Relecture d’une architecture

Diego Ortiz et Hernan Zambrano (Les Petits Labos*) ont proposé à un groupe de cinq personnes, aveugles et déficientes visuelles, de créer une maquette du bâtiment du Frac à travers leur propre relecture de cette architecture. Le résultat de cet atelier se présente sous une forme qui concilie des nécessités fonctionnelles (résistante, manipulable, pénétrable) et des qualités esthétiques (jeux de couleurs, choix de matériaux et peintures). L’objectif de ce projet était de proposer un échange fertile entre les visions et les idées de chaque participant.

Conçu par l’architecte Kengo Kuma, l’habillage en verre de la façade du Frac instaure d’emblée une relation à la lumière. Il laisse transparaître la saisonnalité extérieure tout en préservant l’opacité, indispensable à l’existence des expositions à l’intérieur. Nous nous sommes alors interrogés sur le type de réception des déficients visuels de ce changement de lumière, mais aussi de cet usage de perles d’émail qui confèrent un caractère unique à chacune des 1500 dalles. Comment perçoivent-ils les subtilités de ce geste architectural ? Comment pourraient-ils le traduire à une échelle réduite ?

Lors d’une exploration du bâtiment en compagnie d’un médiateur du Frac, les participants ont pu exprimer leurs ressentis des espaces, des dimensions, des textures et des couleurs de ce lieu. La façade notamment, par ce motif du “pixel”, ainsi que les éléments structurels apparents et les poutres métalliques, leur sont apparus comme des gestes signifiants. Si les reflets du béton ciré et la résonance de certains espaces ont pu les troubler, c’est sans doute cette dualité entre la fonction de la façade et celle des espaces intérieurs qui a le plus interrogé les participants. Le recueil de leurs impressions nous a permis de faire émerger un processus expérimental de création à travers deux axes de travail : la réalisation d’une maquette architecturale et une réécriture tactile de cette façade.

En premier lieu, il nous fallait déterminer l’échelle de cette maquette. C’est ainsi que les dimensions d’une dalle de verre de la façade sont devenues celles du socle support de la maquette. Un “pixel” de 120x60 cm. Ensuite, les participants ont été invités à glaner du bois, du plastique, du métal ou tout matériel non utilisé qui leur semblait intéressant d’apporter. Cet inventaire a été complété par la création de modules d’assemblage imprimés en 3D pour encastrer les matériaux récupérés. Le plateau atelier du Frac est devenu en quelques séances, un véritable atelier de fabrication. Divisé en différents espaces de travail, pour permettre aux participants de travailler en parallèle le bois, la peinture et l’assemblage des modules, le plateau atelier a petit à petit vu émerger le squelette de la maquette avant qu’elle ne prenne sa forme définitive.

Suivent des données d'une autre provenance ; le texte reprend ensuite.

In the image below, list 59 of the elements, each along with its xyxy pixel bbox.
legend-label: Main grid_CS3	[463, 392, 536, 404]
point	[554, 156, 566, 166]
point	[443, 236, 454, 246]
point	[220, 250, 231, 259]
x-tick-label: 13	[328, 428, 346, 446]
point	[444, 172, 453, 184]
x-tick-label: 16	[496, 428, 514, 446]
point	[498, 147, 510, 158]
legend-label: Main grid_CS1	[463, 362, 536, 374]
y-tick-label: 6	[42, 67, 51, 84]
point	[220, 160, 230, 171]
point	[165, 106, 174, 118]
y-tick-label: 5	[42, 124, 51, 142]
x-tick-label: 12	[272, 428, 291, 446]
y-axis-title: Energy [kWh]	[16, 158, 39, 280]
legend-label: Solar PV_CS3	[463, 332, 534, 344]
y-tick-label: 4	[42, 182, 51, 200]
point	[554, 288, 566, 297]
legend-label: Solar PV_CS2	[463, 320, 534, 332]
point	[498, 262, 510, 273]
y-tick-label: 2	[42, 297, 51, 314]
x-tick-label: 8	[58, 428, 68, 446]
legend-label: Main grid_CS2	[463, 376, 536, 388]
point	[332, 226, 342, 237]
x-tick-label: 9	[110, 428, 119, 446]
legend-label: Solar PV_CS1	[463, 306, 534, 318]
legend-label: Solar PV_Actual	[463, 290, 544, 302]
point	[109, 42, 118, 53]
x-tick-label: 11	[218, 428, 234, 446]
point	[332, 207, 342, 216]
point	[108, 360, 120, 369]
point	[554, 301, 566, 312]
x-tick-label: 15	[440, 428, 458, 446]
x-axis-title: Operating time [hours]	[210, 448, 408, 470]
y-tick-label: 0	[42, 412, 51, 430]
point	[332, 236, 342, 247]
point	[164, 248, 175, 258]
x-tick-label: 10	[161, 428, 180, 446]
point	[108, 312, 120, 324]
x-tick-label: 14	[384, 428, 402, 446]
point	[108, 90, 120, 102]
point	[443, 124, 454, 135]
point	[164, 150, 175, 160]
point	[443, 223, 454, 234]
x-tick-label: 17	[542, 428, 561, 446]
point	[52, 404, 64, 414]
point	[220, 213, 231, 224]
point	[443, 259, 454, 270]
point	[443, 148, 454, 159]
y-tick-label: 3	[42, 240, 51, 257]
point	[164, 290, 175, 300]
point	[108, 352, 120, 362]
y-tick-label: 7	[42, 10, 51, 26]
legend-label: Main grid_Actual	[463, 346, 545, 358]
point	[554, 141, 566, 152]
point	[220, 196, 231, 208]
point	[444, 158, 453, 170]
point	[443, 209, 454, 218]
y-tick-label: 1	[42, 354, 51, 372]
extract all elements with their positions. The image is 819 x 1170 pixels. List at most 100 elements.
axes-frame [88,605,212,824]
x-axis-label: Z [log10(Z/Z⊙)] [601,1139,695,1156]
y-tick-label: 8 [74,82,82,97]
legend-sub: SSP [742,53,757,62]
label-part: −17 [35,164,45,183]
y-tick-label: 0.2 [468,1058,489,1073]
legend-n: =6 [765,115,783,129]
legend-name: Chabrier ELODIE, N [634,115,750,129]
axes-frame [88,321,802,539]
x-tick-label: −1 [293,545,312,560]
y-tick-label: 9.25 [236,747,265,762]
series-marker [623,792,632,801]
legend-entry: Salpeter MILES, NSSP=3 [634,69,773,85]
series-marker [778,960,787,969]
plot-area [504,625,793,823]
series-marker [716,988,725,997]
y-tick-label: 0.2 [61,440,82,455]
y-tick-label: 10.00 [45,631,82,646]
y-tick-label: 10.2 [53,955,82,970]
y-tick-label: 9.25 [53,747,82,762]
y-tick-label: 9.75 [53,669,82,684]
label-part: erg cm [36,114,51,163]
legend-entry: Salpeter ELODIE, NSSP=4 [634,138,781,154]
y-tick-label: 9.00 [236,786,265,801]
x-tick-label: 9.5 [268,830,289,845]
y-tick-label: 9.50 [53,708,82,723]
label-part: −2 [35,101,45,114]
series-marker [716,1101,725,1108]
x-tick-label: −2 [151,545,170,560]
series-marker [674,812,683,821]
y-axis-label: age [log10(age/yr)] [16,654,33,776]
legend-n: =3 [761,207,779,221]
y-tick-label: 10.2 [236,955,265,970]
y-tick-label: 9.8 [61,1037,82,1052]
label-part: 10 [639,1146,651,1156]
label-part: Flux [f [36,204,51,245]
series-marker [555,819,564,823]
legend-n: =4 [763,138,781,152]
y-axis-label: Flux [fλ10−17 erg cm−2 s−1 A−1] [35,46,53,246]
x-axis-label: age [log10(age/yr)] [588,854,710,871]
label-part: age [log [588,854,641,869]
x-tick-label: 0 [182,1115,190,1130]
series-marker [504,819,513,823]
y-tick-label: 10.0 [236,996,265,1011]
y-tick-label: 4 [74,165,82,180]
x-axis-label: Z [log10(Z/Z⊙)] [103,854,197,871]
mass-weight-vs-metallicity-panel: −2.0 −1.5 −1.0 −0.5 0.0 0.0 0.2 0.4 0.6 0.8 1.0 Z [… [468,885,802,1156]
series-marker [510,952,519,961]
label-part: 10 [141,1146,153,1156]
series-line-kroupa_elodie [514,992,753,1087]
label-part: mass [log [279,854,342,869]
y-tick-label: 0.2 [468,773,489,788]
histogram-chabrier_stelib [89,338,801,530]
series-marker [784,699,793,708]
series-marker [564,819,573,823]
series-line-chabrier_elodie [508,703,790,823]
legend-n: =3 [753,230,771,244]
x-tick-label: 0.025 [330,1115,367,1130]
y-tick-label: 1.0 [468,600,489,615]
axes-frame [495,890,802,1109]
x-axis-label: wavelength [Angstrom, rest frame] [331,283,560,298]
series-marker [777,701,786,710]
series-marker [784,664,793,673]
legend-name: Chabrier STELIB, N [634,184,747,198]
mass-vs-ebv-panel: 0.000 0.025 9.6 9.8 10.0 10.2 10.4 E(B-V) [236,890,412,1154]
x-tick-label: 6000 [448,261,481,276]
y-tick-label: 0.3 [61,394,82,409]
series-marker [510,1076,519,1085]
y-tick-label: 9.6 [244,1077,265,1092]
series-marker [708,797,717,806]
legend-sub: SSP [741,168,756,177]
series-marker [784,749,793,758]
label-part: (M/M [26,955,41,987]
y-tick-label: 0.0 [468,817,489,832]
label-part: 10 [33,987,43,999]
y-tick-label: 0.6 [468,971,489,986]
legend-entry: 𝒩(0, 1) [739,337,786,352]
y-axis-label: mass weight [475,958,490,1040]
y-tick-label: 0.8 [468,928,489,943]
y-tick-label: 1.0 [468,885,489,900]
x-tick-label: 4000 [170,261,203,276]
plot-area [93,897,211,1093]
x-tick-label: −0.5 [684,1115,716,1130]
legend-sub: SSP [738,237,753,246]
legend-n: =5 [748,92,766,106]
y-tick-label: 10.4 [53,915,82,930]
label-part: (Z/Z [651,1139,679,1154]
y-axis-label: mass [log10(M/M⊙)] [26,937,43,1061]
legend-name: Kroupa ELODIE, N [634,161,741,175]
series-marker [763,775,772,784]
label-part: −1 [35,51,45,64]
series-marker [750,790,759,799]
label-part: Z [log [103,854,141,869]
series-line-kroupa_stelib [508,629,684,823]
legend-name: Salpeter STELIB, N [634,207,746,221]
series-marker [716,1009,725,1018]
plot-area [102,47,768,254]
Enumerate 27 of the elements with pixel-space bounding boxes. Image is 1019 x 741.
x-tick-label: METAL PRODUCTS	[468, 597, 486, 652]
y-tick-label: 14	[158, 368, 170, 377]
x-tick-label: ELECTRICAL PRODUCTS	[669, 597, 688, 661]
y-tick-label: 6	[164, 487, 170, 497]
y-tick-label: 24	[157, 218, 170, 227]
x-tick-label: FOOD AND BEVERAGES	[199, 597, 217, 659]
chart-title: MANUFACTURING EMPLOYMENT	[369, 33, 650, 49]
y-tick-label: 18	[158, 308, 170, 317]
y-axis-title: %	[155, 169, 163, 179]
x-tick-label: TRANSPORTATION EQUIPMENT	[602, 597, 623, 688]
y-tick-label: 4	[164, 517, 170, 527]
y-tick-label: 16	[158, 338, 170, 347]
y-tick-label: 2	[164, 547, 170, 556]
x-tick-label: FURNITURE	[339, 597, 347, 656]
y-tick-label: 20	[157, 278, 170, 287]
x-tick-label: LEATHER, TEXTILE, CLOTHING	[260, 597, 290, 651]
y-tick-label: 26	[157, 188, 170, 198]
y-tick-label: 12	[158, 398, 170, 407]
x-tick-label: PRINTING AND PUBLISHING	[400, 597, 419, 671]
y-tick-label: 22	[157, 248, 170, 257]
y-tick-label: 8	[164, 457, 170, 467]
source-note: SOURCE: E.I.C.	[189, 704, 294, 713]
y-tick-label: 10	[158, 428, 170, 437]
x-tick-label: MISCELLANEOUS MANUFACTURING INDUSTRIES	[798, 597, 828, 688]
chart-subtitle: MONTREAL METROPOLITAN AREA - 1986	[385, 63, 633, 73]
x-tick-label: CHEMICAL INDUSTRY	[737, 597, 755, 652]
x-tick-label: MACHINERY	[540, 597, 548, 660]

La seconde intention de cet atelier a été de développer un langage de la couleur et de la texture sur la façade de cette maquette qui fasse écho à des systèmes d’écriture inclusifs. En répartissant la surface entre la verticalité pour les voyants et l’horizontalité pour les non-voyants, nous avons tenté de concevoir un langage commun. À travers la création de mots-clés, qui font allusion à nos différentes perceptions de l’architecture, nous avons transformé la façade en dégradés de couleur et en idiomes tactiles.

En intégrant cette diversité dans le processus global de création, nous souhaitions que cette maquette donne naissance à une vision composite du bâtiment, née de la rencontre entre les mondes de personnes voyantes, d’aveugles et de déficients visuels. L’un des axes de création que nous développons avec notre structure Les Petits Labos est la matérialisation des phénomènes invisibles.

Ici, il ne s’agissait pas tant de matérialiser un phénomène à proprement parler, mais de proposer une expérience sensorielle du bâti, abordé sous le prisme de la perception, ou plutôt des limites de celle-ci.

* Les Petits Labos est un laboratoire de recherche et de création interdisciplinaire. Son principal objectif est d’explorer des nouveaux modes de production écoresponsable au service de la création artistique et en harmonie avec le développement durable. Installé au sein de Coco Velten à Marseille, Il est mené par un collectif d’artistes souhaitant éprouver, par l’art, leur engagement à travers des créations collectives dans lesquelles convergent l’art, l’écologie et les nouvelles technologies.